Wednesday 25th January 2011
Good morning. The Pound briefly hit a 4 week low vs the Euro yesterday, before recovering to around €1.20. Sterling also rose against the US Dollar, despite many in the markets predicting today could well generate weakness for the Pound. At 09:30 am today we will see the latest GDP figures, and the minutes to the most recent Bank of England (BoE) minutes - both of which could cause significant volatility for Sterling. We'll focus on this today, after the usual snapshot of yesterdays movements:
~Currency Movements on Tuesday 24th January~
BoE Minutes and GDP - Important day for the Pound
Today at 09:30 we will see 2 important UK data releases that will have an impact on the future of Sterling. GDP figures are released which will show if the economy is growing or not, and at what pace. It's a measure of the total value of all goods and services produced by the UK, and is considered as a broad measure of the UK economic activity.
We predict that the monthly figure will show a -0.1% contraction. 2 consecutive periods of contraction mean we're officially back in recession, so if the number is indeed negative it could weaken the Pound. If it's zero or above, expect the Pound to make modest gains.
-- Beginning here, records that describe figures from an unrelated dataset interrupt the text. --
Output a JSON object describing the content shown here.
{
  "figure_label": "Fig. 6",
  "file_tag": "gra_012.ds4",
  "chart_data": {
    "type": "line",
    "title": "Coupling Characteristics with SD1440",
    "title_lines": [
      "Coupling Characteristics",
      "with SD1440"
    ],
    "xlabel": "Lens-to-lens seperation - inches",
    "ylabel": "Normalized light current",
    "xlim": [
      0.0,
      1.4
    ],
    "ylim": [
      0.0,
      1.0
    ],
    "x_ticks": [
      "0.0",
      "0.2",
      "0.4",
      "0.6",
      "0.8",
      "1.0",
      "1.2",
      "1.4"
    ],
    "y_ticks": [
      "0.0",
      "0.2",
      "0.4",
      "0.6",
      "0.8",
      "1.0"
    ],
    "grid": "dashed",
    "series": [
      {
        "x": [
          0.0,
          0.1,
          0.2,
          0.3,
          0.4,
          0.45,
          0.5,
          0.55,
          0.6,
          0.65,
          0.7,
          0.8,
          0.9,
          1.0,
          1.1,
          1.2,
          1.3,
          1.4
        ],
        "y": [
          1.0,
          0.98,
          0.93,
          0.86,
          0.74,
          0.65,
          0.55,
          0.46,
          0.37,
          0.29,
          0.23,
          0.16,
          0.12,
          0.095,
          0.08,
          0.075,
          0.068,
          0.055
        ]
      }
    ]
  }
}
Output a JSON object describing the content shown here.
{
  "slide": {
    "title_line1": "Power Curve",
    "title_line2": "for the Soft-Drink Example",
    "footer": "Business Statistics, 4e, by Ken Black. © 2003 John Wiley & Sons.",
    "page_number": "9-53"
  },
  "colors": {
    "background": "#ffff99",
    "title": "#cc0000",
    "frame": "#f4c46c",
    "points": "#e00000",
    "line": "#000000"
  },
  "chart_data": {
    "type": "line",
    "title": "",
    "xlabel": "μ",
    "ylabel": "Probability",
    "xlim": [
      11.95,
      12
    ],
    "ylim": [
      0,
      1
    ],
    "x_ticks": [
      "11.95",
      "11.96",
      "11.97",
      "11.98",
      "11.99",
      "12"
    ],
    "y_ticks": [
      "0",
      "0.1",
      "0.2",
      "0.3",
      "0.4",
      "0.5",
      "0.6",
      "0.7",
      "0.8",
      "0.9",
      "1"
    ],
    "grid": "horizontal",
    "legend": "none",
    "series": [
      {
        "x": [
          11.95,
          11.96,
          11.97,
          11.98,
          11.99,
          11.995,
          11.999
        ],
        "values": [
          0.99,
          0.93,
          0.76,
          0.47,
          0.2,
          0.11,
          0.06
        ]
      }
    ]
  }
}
We also have the BoE minutes released at the same time. This shows the discussions and voting in the decision 2 weeks ago to hold interest rates and Quantitative Easing. If it shows they discussed QE, or the discussions hint it's on the way in February, expect weakness in the Pound.
What effect could this have on exchange rates?
Analysts said upcoming British data and events could add to concerns about the prospect of more quantitative easing as austerity measures and the impact of the euro zone debt crisis hurt the economy, potentially weighing further on sterling.
BoE policymaker Adam Posen said on Monday Britain's economic outlook had improved slightly but more quantitative easing would probably still be needed, so for the most part it could be that this is already priced in to rates. markets move as much (sometimes more so) on rumour than fact, so as it's widely predicted, it's difficult to predict what effect this might have on exchange rates.